Come funziona la torcia olimpica?
Tradizione e modernità. La fiamma di Torino 2006 è il frutto del design italiano
Tra i simboli più riusciti di queste olimpiadi torinesi, primeggia sicuramente la torcia. Sarà per la sua storia millenaria, ma anche per il piglio decisamente moderno della versione 2006.
Ovviamente questa tradizione risale ai tempi delle antiche olimpiadi greche: secondo la mitologia la sacra scintilla del fuoco fu rubata da Prometeo agli dei, come simbolo della civilizzazione, della capacità umana di dominare la natura. Per quanto riguarda i giochi moderni, invece, risaliamo all’edizione di Berlino del 1936. In quell’occasione la fiamma partì da Olimpia nelle mani dell’atleta greco Konstantinos Kondylis. Da allora la fiamma diventerà una tradizione stabile legata a tutte le olimpiadi, nessuna esclusa, invernale o estiva che sia.
Qui in Italia è passata due volte, per le invernali di Cortina d’Ampezzo (1956) e le estive di Roma (1960). Torino costituirà la terza esperienza nostrana, e certamente ha voluto sfruttare l’occasione al meglio. La fiaccola, infatti, è firmata dal designer italiano più celebre, Pininfarina, nel desiderio di unire la tradizione alla modernità. Bella, slanciata, incurvata per somigliare al prolungamento del braccio dell’atleta, come se fosse accesa dal fuoco della competizione sportiva.
Nonostante le prime critiche, l’oggetto ricorda realmente le vecchie fiaccole di legno: i tanti fori superiori, infatti, permettono al fuoco di ricoprire tutta la sommità, dando l’impressione che sia l’acciaio a bruciare.
Ma non basta, perché questa fiaccola è anche un vero e proprio concentrato di tecnologia. Lunga 770 mm, pesante 1,8 Kg, ha il suo punto di forza nella scelta oculata dei materiali. Una lega di alluminio fusa in conchiglia per il guscio esterno, acciaio resistente alle alte temperature per i componenti meccanici interni, componenti del bruciatore in ottone e rame e una finitura superficiale testurizzata con resina polimerica resistente al fuoco, per migliorare la verniciatura e la presa. Ovviamente è alimentata a gas, al suo interno infatti contiene una miscela di idrocarburi (40% propilene 60% butano).

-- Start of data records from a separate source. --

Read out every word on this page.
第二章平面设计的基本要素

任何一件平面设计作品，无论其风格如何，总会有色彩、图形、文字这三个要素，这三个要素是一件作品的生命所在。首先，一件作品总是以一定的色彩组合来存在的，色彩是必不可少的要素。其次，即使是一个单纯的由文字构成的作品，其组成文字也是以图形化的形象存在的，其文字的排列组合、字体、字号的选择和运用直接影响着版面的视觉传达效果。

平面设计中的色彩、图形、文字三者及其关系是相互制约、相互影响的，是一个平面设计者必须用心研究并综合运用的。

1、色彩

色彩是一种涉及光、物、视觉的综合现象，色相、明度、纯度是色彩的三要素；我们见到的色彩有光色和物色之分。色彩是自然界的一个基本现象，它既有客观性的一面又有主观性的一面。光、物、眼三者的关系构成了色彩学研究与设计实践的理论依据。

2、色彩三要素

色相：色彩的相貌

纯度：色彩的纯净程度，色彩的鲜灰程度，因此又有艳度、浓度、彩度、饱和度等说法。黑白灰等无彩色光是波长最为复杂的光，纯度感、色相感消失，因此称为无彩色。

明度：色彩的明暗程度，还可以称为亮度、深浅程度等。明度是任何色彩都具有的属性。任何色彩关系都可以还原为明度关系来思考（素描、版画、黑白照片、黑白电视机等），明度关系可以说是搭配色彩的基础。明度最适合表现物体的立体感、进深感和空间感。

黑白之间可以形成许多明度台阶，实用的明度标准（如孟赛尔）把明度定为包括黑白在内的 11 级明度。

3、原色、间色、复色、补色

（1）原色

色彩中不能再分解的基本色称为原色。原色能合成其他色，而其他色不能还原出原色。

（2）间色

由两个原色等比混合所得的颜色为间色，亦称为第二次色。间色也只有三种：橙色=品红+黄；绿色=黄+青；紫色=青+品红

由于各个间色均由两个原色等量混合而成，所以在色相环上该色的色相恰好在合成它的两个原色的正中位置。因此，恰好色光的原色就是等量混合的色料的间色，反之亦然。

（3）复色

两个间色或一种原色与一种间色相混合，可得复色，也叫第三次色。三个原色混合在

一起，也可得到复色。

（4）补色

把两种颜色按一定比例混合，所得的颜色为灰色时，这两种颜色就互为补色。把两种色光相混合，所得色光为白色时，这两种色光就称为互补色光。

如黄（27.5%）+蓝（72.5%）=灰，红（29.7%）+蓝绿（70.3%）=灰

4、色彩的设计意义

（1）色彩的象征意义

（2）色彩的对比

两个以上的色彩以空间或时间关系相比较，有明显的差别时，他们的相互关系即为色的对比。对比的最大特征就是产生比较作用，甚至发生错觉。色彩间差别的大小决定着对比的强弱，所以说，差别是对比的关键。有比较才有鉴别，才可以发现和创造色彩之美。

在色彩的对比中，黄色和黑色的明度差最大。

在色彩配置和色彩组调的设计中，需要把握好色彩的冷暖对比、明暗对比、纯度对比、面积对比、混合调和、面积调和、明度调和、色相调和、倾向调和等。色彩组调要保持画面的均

Pensate che il vostro fornello sia più tecnologico? Vi sbagliate, perché la fiaccola è provvista di due camere di combustione, di un sistema di vaporizzazione interno e di un regolatore di pressione del flusso di gas. Cosa significa? In poche parole l’ampiezza della fiamma si mantiene sempre costante, anche sotto la pioggia o i colpi di vento. Il gas e le componenti tecnologiche sono concentrati principalmente nella parte superiore, la testa, mentre il manico è stato studiato in modo tale da disperdere tutto il calore, per non bruciare la mano del tedoforo. Testa e manico sono uniti da perni di centraggio e da una vite di fissaggio a pressione.
Insomma tutto è stato studiato nei minimi particolari, manca solo… il sistema di accensione. Ovviamente non si tratta di una dimenticanza, perché ogni torcia viene avviata dal fuoco di quella precedente, conservando in concreto la metafora del fuoco sacro.
Sotto la neve o sotto la pioggia, al vento e in grande movimento. Nulla la può spegnere, perché questo piccolo prodigio della tecnologia italiana garantisce prestazioni da record. Funziona a temperature variabili tra i –20°C e i +25, a 5mila metri di altitudini, con venti alla velocità di 120Km/h e con un’autonomia minima di 15 minuti.
Perché la passione umana, può superare le forze della natura, compresi gli stessi limiti del nostro corpo. E le Olimpiadi ne sono il simbolo più chiaro, e indistruttibile: ancora una volta.